Oh, wait, err, umm, I seem to recall reading something about that...
 

SilthDraeth

Platinum Member
Oct 28, 2003
2,635
0
71
This is why a families need to establish a long standing home.

My dad is trying it, him and his brother bought 40 acres over 30 years ago, still own it, mom's side of the family not so much. Grandma sold her house when her husband died, and now has nothing. My mom separated from my dad 20 years ago, and she was buying a house but sold it to move to another part of the country that didn't work out, she is buying a place back in town where she sold the first.

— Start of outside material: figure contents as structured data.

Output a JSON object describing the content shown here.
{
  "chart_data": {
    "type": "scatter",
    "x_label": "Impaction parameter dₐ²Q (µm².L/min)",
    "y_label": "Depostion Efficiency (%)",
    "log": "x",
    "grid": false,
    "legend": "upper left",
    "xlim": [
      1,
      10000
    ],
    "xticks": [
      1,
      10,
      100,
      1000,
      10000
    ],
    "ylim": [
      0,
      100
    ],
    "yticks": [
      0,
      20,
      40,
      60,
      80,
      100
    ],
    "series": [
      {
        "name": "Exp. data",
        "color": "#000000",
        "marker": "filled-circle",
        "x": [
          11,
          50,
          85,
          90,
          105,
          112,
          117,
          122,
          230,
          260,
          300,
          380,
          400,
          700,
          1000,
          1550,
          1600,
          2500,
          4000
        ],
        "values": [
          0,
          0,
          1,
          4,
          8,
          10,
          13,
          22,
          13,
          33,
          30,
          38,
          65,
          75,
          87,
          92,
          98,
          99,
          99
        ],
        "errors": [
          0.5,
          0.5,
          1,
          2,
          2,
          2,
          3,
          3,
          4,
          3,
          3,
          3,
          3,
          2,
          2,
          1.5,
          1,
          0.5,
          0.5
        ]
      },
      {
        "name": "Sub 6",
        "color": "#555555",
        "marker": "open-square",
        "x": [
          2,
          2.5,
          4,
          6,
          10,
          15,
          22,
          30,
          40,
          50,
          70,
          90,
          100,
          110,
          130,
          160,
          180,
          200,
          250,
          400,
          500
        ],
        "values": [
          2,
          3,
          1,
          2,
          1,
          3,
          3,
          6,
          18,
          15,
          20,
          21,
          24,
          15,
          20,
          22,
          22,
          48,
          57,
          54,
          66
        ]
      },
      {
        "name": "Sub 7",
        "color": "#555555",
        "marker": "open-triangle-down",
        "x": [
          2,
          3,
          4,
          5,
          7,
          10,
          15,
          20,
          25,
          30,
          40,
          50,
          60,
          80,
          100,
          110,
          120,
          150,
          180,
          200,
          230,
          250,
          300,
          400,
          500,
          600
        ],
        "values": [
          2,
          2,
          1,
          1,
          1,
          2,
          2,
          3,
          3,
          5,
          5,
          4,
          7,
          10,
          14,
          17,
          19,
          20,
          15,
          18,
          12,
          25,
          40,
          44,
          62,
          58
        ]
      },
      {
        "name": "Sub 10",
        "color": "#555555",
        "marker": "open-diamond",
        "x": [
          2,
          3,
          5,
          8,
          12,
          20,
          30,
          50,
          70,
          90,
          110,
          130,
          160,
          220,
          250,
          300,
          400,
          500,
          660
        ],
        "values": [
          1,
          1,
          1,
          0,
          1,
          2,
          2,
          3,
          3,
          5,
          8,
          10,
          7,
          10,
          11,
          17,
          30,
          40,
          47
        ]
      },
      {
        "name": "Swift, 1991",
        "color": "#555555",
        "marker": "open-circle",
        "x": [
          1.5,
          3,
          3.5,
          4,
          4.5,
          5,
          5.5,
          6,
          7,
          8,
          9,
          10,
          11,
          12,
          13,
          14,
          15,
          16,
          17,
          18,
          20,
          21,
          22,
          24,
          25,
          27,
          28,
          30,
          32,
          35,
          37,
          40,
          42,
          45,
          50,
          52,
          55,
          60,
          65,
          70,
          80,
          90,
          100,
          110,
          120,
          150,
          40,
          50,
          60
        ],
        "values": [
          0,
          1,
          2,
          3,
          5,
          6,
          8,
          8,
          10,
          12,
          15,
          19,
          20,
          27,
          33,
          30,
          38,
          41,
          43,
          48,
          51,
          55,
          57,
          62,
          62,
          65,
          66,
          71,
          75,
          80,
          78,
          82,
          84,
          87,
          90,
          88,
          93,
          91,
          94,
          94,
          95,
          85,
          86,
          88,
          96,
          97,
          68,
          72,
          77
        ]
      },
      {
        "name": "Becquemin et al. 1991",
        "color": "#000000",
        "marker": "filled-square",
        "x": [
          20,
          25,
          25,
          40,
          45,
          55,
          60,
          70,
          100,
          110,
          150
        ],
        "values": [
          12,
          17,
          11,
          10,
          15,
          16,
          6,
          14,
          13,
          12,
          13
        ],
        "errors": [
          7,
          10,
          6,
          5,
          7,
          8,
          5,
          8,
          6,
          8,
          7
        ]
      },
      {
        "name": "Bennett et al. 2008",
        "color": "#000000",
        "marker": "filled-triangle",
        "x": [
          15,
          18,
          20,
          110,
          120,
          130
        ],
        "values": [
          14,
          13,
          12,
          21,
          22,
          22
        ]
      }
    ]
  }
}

I will either take over that house from her, or move onto another 40 acres my dad has in Washington state. With that much land, over time, can have enough houses for everyone.

Now the only hurdle with that plan is yearly taxes...
 

Rainsford

Lifer
Apr 25, 2001
17,515
0
0
Home prices will continue to go down, hopefully to the point where an average wage earner can afford to buy.

I suspect that when prices hit either the late 1980s or early 1990s price range, things will level out.

The problem is that this only helps first time home buyers or people who bought a longish time ago. People who bought in the rather long upswing in the market aren't going to want to sell (or buy a new house), which isn't going to help the overall market recovery. Unfortunately the housing market represented enough wealth for enough people, and it dropped so rapidly, that settling at a new low (which may happen) could do REALLY long term damage to our economy. The ability for some people to buy houses cheaper isn't, I don't think, going to make up for that.